Running in an Android Device

  1. Enable Debugging over USB and plug in your device via USB.

  2. Build and deploy the apps by running the following command at the root directory.

    react-native run-android

If you're running in a development or debugging mode, start the Metro by running the following command.

react-native start

Configuring the Sample Web App

  1. Install the auth-react library from the npm registry.
npm install --save @asgardeo/auth-react
  1. Update configuration file src/config.json with your registered app details.

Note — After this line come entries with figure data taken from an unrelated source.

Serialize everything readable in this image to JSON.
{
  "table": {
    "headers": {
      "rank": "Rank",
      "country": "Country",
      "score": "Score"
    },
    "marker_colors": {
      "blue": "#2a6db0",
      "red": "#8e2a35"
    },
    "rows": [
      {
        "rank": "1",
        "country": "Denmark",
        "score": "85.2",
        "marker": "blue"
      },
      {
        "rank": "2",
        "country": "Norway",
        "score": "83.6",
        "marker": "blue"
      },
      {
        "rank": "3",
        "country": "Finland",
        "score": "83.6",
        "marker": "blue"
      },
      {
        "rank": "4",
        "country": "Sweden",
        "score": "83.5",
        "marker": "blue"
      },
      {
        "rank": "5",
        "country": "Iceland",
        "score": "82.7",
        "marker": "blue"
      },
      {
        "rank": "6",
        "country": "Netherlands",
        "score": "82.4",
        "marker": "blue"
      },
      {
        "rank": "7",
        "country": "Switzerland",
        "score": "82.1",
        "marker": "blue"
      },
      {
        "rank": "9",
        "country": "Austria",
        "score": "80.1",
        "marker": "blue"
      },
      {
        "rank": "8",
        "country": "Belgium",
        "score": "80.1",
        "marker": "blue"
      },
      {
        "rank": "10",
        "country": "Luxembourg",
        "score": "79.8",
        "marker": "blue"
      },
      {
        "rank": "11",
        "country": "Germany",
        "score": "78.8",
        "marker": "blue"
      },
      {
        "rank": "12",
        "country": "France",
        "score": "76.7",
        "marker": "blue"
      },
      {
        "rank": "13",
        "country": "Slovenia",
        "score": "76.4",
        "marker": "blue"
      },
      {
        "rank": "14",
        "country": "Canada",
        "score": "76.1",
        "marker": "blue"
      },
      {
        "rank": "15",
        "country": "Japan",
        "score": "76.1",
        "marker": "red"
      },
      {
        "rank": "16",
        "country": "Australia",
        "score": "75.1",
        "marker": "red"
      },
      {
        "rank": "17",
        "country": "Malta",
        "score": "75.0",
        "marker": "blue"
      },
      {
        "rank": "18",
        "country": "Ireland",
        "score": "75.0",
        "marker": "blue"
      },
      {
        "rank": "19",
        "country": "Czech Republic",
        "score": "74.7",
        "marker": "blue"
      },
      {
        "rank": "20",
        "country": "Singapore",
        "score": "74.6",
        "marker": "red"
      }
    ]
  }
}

Note: You will only have to paste in the clientID(OAuth Client Key) generated for the application you registered.

{
    "clientID": "uq3OFqKaJeU5BFjCWIaBkz6Vv4ca",
    "serverOrigin": "https://192.168.1.4:9443",
    "signInRedirectURL": "https://localhost:5000",
    "signOutRedirectURL": "https://localhost:5000"
}
  1. Build and deploy the apps by running the following command at the root directory.
npm install && npm start

Running the Sample Web App

Navigate to https://localhost:5000 (or whichever the URL you have hosted the sample app).

Develop

Prerequisites

Contribute

Please read Contributing to the Code Base for details on our code of conduct, and the process for submitting pull requests to us.

Reporting Issues

We encourage you to report issues, improvements, and feature requests creating Github Issues.

Important: And please be advised that security issues must be reported to security@wso2com, not as GitHub issues, in order to reach the proper audience. We strongly advise following the WSO2 Security Vulnerability Reporting Guidelines when reporting the security issues.

License

This project is licensed under the Apache License 2.0. See the LICENSE file for details.